KEEPING YOUR KITTEN CLEAN AND FREE OF FLEAS
The younger the kitten is, the more you must be careful when deciding to bathe it versus just “spot-bathing” it.
- If your rescued kitten has fleas, the first thing to do is get a good flea comb with steel teeth and comb as many fleas out of the fur as possible. Fill a bowl with soapy water and dump the fleas in it to kill them. Keep at it in a gentle manner until you have gotten as many fleas out as possible. No matter how old the kitten is, you must remove the fleas. Fleas can kill a kitten by causing anemia, rendering the kitten weak and ill.

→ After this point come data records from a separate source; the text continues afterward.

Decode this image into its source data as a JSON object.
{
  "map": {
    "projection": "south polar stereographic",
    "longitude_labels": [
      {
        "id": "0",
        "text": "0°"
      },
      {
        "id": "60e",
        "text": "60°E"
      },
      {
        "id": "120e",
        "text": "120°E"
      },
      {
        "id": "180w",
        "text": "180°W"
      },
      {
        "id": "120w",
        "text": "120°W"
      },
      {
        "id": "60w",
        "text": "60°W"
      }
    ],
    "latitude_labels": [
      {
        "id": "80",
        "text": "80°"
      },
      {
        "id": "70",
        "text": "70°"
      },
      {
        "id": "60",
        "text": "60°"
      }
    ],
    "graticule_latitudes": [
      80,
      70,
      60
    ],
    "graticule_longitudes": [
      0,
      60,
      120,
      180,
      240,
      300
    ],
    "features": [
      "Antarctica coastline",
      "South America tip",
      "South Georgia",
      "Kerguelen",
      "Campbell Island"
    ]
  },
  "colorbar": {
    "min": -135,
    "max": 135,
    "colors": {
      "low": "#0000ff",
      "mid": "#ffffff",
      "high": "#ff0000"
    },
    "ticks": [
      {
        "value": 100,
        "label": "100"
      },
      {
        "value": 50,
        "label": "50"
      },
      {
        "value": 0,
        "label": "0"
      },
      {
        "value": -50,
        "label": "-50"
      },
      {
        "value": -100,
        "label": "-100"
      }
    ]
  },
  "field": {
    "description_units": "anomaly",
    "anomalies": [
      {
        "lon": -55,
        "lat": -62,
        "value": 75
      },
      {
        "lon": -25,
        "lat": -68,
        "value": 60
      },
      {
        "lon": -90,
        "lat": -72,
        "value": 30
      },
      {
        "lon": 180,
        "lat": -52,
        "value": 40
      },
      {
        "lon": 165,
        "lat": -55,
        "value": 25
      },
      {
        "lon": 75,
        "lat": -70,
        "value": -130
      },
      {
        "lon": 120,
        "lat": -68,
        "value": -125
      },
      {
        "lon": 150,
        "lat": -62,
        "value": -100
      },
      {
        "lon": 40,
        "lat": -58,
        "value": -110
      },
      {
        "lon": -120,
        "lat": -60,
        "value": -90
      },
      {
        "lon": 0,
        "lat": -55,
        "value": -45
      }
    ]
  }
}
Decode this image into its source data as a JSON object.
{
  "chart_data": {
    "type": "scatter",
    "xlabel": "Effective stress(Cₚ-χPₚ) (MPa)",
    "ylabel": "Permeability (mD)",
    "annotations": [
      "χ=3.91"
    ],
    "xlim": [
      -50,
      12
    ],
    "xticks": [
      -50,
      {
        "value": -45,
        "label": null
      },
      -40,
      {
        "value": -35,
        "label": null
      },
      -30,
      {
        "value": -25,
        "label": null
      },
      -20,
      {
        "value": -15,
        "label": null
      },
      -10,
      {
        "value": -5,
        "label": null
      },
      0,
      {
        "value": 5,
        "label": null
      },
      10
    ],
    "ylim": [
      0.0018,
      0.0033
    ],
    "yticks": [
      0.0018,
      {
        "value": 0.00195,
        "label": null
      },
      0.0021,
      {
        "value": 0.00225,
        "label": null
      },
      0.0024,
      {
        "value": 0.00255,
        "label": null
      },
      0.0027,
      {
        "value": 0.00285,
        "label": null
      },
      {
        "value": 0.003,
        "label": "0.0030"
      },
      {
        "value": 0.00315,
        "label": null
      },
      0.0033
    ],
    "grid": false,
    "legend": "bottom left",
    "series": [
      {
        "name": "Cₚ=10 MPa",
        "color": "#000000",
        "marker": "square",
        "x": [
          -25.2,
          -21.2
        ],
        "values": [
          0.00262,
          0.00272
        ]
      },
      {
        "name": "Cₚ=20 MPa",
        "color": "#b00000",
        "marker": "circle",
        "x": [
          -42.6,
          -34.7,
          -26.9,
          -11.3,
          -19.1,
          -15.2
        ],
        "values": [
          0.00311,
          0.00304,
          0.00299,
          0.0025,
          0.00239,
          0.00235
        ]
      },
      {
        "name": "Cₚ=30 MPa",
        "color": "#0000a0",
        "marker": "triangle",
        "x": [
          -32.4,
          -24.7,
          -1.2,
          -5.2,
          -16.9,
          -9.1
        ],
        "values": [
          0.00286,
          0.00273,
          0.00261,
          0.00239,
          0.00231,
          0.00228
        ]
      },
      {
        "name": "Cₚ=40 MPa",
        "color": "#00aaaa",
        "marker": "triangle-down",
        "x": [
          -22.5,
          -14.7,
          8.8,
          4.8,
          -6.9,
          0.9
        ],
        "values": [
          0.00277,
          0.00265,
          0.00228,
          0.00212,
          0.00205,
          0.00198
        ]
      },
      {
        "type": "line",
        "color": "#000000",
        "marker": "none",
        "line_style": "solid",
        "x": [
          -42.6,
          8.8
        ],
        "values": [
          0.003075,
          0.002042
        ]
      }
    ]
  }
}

- After you have removed as many fleas as possible, call your vet for advice on a flea spray safe to use on very young kittens. Make sure it is safe for young kittens. For tiny kittens: (after calling your vet), spray a towel and place the kitten on it for 20-30 minutes. Do not allow the kitten to inhale any fumes – keep its head raised. It is best to hold the kitten while wrapped in the towel for the 20-30 minutes to be sure it does not inhale fumes. Throw the towel away along with the dead and dying fleas that are on it. Tiny kittens are at great risk of flea-bite anemia, so a bath in gentle soap and lukewarm water might be necessary. Use a blow dryer set on warm to quickly dry the kitten, or towel-dry it. When you put the kitten back in its bed, gently use the blow dryer to warm both the bed area and the kitten so it will not become chilled. Kittens 3-4 weeks: follow the same instructions as for tiny kittens. At this point, check their ears for dirt (clean with cotton ball) or ear mites (contact your vet). Ear mites show up as “coffee-ground” type dirt.
- Scratching: if the fleas have been removed and the kitten’s fur is clean, you may have to check for ringworm or mange. If the kitten is scratching and there are bare patches of missing fur, isolate the kitten from its littermates and call your vet immediately to begin treatment.